Biotin-labeling Assay for Cell Surface Proteins

To determine the level of proteins at the cell surface we used a biotin-labeling protein assay (EZ-Link™ Sulfo-NHS-SS-Biotin [cat: 21331], Thermo Scientific, Rockford, IL, USA) as was previously described [20 (link)]. After stimulus, cells were incubated with a 0.12 mg/mL of biotin solution for 2 h at 4 °C, and then with 0.1 mM glycine solution for 30 min.
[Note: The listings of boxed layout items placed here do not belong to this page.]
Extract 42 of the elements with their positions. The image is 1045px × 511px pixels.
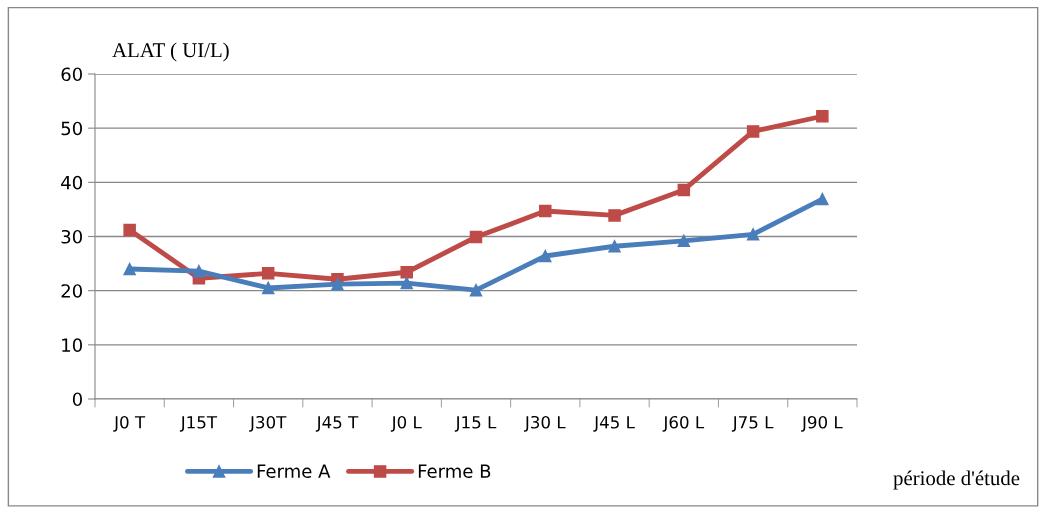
point [539,249,552,263]
point [677,234,691,248]
x-tick-label: J30T [249,415,287,432]
y-tick-label: 60 [61,67,82,82]
point [400,265,413,279]
x-tick-label: J75 L [731,416,774,432]
x-tick-label: J45 T [315,416,359,432]
point [539,204,552,218]
point [608,239,621,253]
x-tick-label: J15T [179,416,218,432]
x-tick-label: J90 L [801,415,843,432]
point [608,209,621,222]
y-tick-label: 30 [61,229,82,244]
point [123,262,136,276]
point [816,109,829,123]
point [400,276,413,290]
y-tick-label: 0 [72,392,82,407]
point [746,125,760,138]
y-tick-label: 10 [62,338,82,352]
point [123,223,136,237]
x-tick-label: J0 T [113,415,146,432]
legend-label: Ferme A [257,464,331,478]
y-axis-title: ALAT ( UI/L) [112,42,229,62]
point [816,192,829,206]
y-tick-label: 20 [61,284,82,298]
point [469,230,483,244]
x-tick-label: J0 L [390,415,422,432]
point [746,228,760,241]
point [261,281,275,295]
x-tick-label: J30 L [524,415,566,432]
x-axis-title: période d'étude [893,470,1020,490]
legend-label: Ferme B [418,464,491,478]
point [331,277,344,291]
y-tick-label: 50 [61,121,82,136]
y-tick-label: 40 [61,175,82,190]
point [192,264,206,278]
x-tick-label: J60 L [662,415,705,432]
point [469,283,483,297]
x-tick-label: J45 L [593,416,635,432]
x-tick-label: J15 L [454,416,497,432]
point [677,183,691,197]
point [261,267,275,280]
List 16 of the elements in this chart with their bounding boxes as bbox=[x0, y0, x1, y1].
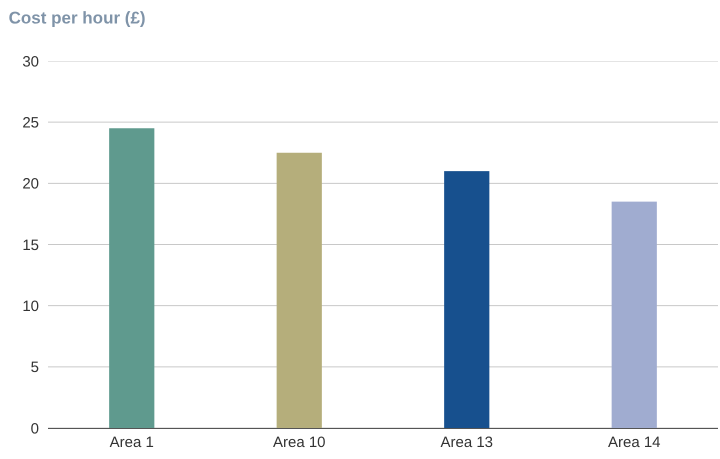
y-tick-label: 10 bbox=[22, 298, 39, 315]
x-tick-label: Area 14 bbox=[608, 434, 661, 451]
y-tick-label: 30 bbox=[22, 53, 39, 70]
chart-title: Cost per hour (£) bbox=[8, 8, 146, 28]
y-tick-label: 0 bbox=[30, 420, 39, 438]
y-tick-label: 5 bbox=[30, 359, 39, 376]
bar bbox=[109, 128, 154, 428]
bar bbox=[612, 202, 657, 428]
bar bbox=[276, 152, 322, 428]
x-tick-label: Area 13 bbox=[440, 434, 494, 451]
y-tick-label: 20 bbox=[22, 176, 39, 193]
x-tick-label: Area 10 bbox=[272, 434, 326, 451]
x-tick-label: Area 1 bbox=[110, 434, 154, 451]
y-tick-label: 25 bbox=[22, 114, 39, 132]
y-tick-label: 15 bbox=[22, 236, 39, 254]
bar bbox=[444, 171, 490, 428]
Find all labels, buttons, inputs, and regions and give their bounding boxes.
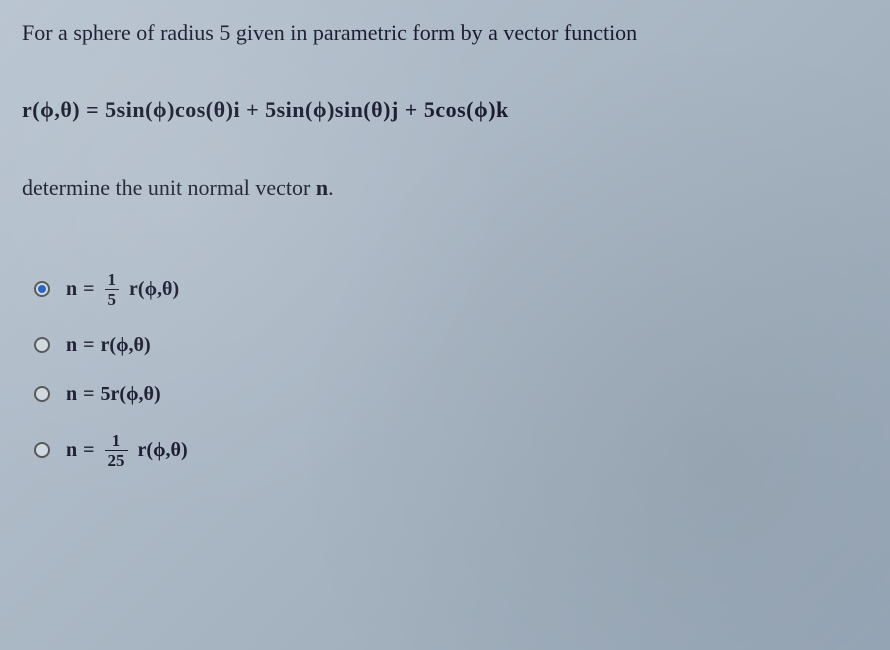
option-2[interactable]: n = r(ϕ,θ)	[34, 334, 868, 357]
option-4[interactable]: n = 1 25 r(ϕ,θ)	[34, 432, 868, 469]
opt-eq: =	[83, 334, 94, 357]
eq-j: j	[391, 97, 399, 122]
opt-tail: r(ϕ,θ)	[138, 439, 188, 462]
opt-n: n	[66, 383, 77, 406]
opt-tail: 5r(ϕ,θ)	[101, 383, 161, 406]
option-1-content: n = 1 5 r(ϕ,θ)	[66, 271, 179, 308]
opt-tail: r(ϕ,θ)	[129, 278, 179, 301]
eq-lhs: r(ϕ,θ) =	[22, 97, 105, 122]
radio-icon[interactable]	[34, 442, 50, 458]
eq-term1: 5sin(ϕ)cos(θ)	[105, 97, 233, 122]
option-3[interactable]: n = 5r(ϕ,θ)	[34, 383, 868, 406]
eq-k: k	[496, 97, 509, 122]
eq-plus2: +	[399, 97, 424, 122]
instruction-post: .	[328, 175, 334, 200]
opt-tail: r(ϕ,θ)	[101, 334, 151, 357]
opt-n: n	[66, 334, 77, 357]
instruction-vector-n: n	[316, 175, 328, 200]
opt-eq: =	[83, 383, 94, 406]
instruction-pre: determine the unit normal vector	[22, 175, 316, 200]
question-instruction: determine the unit normal vector n.	[22, 175, 868, 201]
opt-n: n	[66, 439, 77, 462]
option-1[interactable]: n = 1 5 r(ϕ,θ)	[34, 271, 868, 308]
eq-term2: 5sin(ϕ)sin(θ)	[265, 97, 391, 122]
opt-eq: =	[83, 439, 94, 462]
fraction: 1 25	[105, 432, 128, 469]
question-intro: For a sphere of radius 5 given in parame…	[22, 18, 868, 49]
radio-icon[interactable]	[34, 281, 50, 297]
fraction-num: 1	[105, 271, 120, 289]
option-3-content: n = 5r(ϕ,θ)	[66, 383, 161, 406]
fraction-den: 25	[105, 450, 128, 469]
eq-term3: 5cos(ϕ)	[424, 97, 496, 122]
parametric-equation: r(ϕ,θ) = 5sin(ϕ)cos(θ)i + 5sin(ϕ)sin(θ)j…	[22, 97, 868, 123]
fraction-num: 1	[109, 432, 124, 450]
answer-options: n = 1 5 r(ϕ,θ) n = r(ϕ,θ) n = 5r(ϕ,θ) n	[22, 271, 868, 469]
opt-eq: =	[83, 278, 94, 301]
eq-plus1: +	[240, 97, 265, 122]
fraction: 1 5	[105, 271, 120, 308]
opt-n: n	[66, 278, 77, 301]
option-2-content: n = r(ϕ,θ)	[66, 334, 151, 357]
option-4-content: n = 1 25 r(ϕ,θ)	[66, 432, 188, 469]
radio-icon[interactable]	[34, 337, 50, 353]
fraction-den: 5	[105, 289, 120, 308]
radio-icon[interactable]	[34, 386, 50, 402]
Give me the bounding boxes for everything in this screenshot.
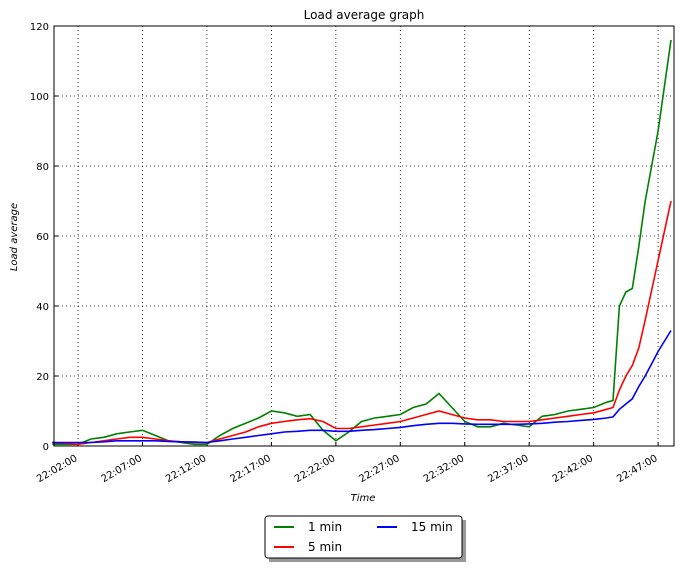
x-tick-label: 22:07:00 (100, 453, 144, 485)
x-tick-label: 22:37:00 (486, 453, 530, 485)
y-tick-label: 0 (43, 442, 49, 453)
x-tick-label: 22:02:00 (35, 453, 79, 485)
x-tick-label: 22:32:00 (422, 453, 466, 485)
x-tick-label: 22:12:00 (164, 453, 208, 485)
y-axis-label: Load average (9, 203, 20, 271)
y-tick-label: 120 (30, 22, 49, 33)
x-tick-label: 22:22:00 (293, 453, 337, 485)
y-tick-label: 20 (36, 372, 49, 383)
y-tick-label: 80 (36, 162, 49, 173)
legend-label: 5 min (308, 540, 342, 554)
x-tick-label: 22:27:00 (357, 453, 401, 485)
plot-frame (53, 25, 675, 447)
series-line (52, 39, 672, 446)
x-axis-label: Time (351, 493, 376, 504)
chart-title: Load average graph (304, 8, 425, 22)
legend-label: 15 min (411, 520, 453, 534)
x-tick-label: 22:17:00 (229, 453, 273, 485)
y-tick-label: 100 (30, 92, 49, 103)
x-tick-label: 22:42:00 (551, 453, 595, 485)
series-line (52, 330, 672, 444)
y-tick-label: 60 (36, 232, 49, 243)
series-line (52, 200, 672, 446)
y-tick-label: 40 (36, 302, 49, 313)
x-tick-label: 22:47:00 (615, 453, 659, 485)
legend-label: 1 min (308, 520, 342, 534)
legend-box (264, 515, 463, 559)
The biotinylated proteins were pulled down using streptavidin-conjugated agarose beads (Pierce™ Streptavidin Agarose [cat: 20353], Thermo Scientific) for 2 h at room temperature. The biotinylated-plasma membrane proteins were eluted, then treated for Western blot and the nitrocellulose membranes were incubated with primary antibodies overnight at 4 °C and secondary antibodies were raised in goat anti-mouse IgG 680CW and goat anti-rabbit IgG 800CW (LI-COR) diluted 1/10,000 for 1 h at room temperature. The specific bands were developed using Odyssey CLx fluorescence imaging system (LI-COR) and were quantified by densitometric analysis using Image Studio Software (LI-COR). As the loading control of PM protein, total protein biotinylated-ATP1A1 and β-actin were used, respectively. Each biotinylated protein in the PM was related to biotinylated-ATP1A1 protein.